One further effect of the increased yolk-mass in Kirk's ophiuroid remains to be noted. This concerns the alteration in the rate of cleavage. In my account of the development of this species, a table was given showing the progress of cleavage during the first twenty-three hours following the first cleavage. From this it was clear that a pronounced retardation had occurred, for whereas other ophiuroids with non-yolky or moderately yolky eggs reach the blastula stage at the end of the first 24 hours, Kirk's form is at that time only at the morula stage. Not till the end of the second day is the blastula completely formed, while the gastrula stage cannot be regarded as complete till the fifth day.

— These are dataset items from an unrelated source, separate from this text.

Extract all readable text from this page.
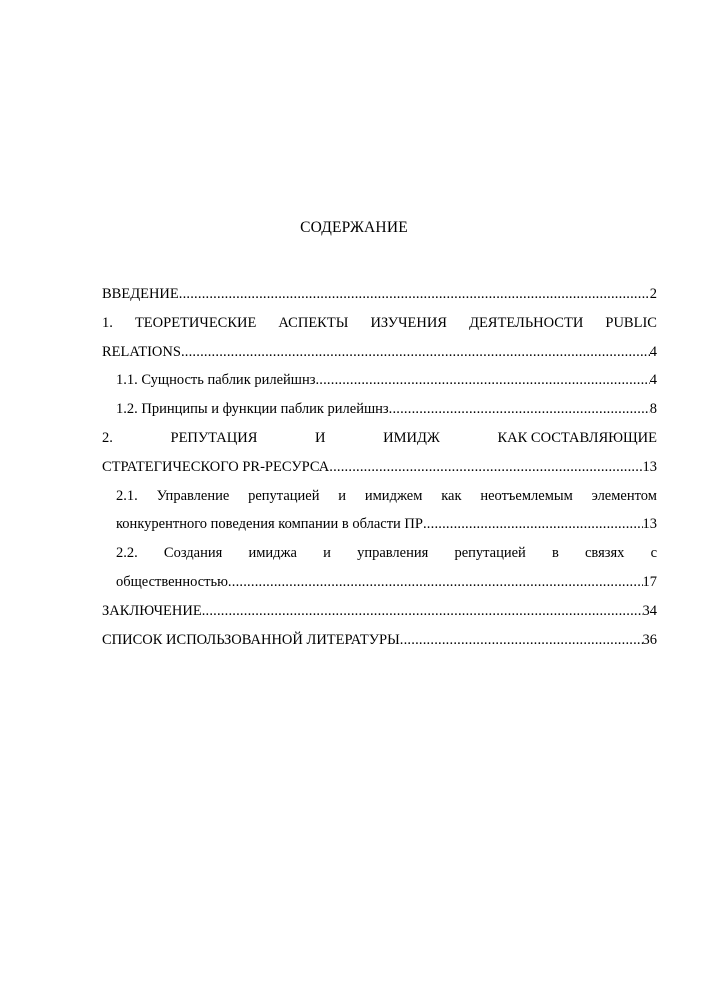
СОДЕРЖАНИЕ
ВВЕДЕНИЕ .....	2
1. ТЕОРЕТИЧЕСКИЕ АСПЕКТЫ ИЗУЧЕНИЯ ДЕЯТЕЛЬНОСТИ PUBLIC
RELATIONS .....	4
1.1. Сущность паблик рилейшнз .....	4
1.2. Принципы и функции паблик рилейшнз .....	8
2.	РЕПУТАЦИЯ	И	ИМИДЖ	КАК СОСТАВЛЯЮЩИЕ
СТРАТЕГИЧЕСКОГО PR-РЕСУРСА .....	13
2.1. Управление репутацией и имиджем как неотъемлемым элементом
конкурентного поведения компании в области ПР .....	13
2.2. Создания имиджа и управления репутацией в связях с
общественностью .....	17
ЗАКЛЮЧЕНИЕ .....	34
СПИСОК ИСПОЛЬЗОВАННОЙ ЛИТЕРАТУРЫ .....	36
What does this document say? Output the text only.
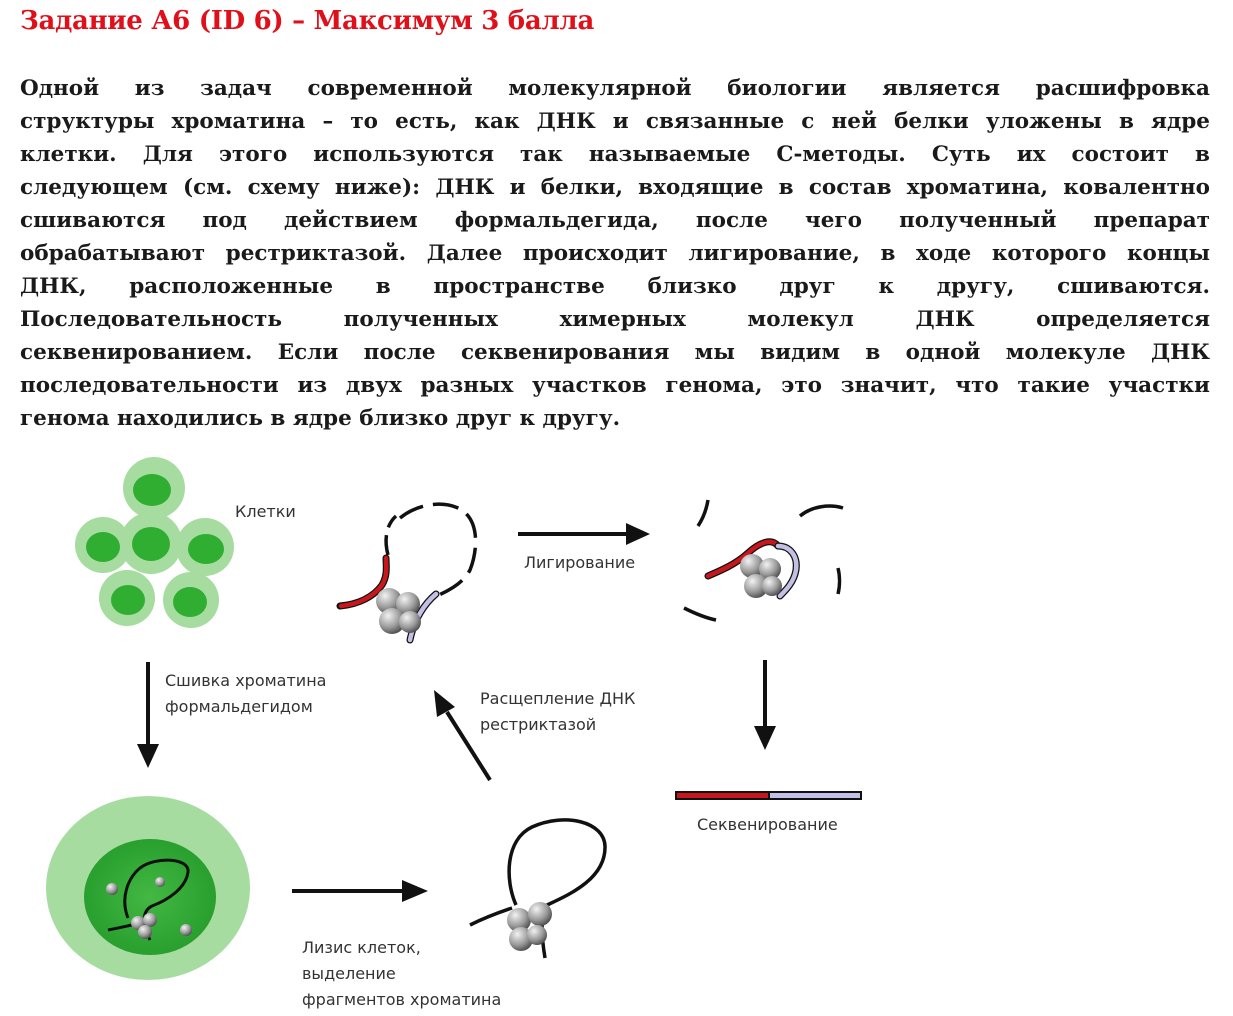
Задание А6 (ID 6) – Максимум 3 балла
Одной из задач современной молекулярной биологии является расшифровка
структуры хроматина – то есть, как ДНК и связанные с ней белки уложены в ядре
клетки. Для этого используются так называемые C-методы. Суть их состоит в
следующем (см. схему ниже): ДНК и белки, входящие в состав хроматина, ковалентно
сшиваются под действием формальдегида, после чего полученный препарат
обрабатывают рестриктазой. Далее происходит лигирование, в ходе которого концы
ДНК, расположенные в пространстве близко друг к другу, сшиваются.
Последовательность полученных химерных молекул ДНК определяется
секвенированием. Если после секвенирования мы видим в одной молекуле ДНК
последовательности из двух разных участков генома, это значит, что такие участки
генома находились в ядре близко друг к другу.
Клетки
Сшивка хроматина формальдегидом
Лизис клеток, выделение фрагментов хроматина
Расщепление ДНК рестриктазой
Лигирование
Секвенирование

On the other hand, other ophiuroids (Ophiothrix and Ophiura) have formed the gastrula at the thirty-sixth hour. Ophiocomina, as described by Narasimhamurti (1933) is slightly slower, forming the gastrula at from the fortieth to the forty-eighth hour.
fig. 12.—Time after fertilisation, in hours.
This retardation is illustrated in graphical form in Fig. 12. As the alteration in developmental rate is associated with increase in the yolk-mass, we can justifiably correlate the two conditions. That the presence of a large quantity of inert nutritive material should have such a delaying action on the ontogenetic processes is not surprising.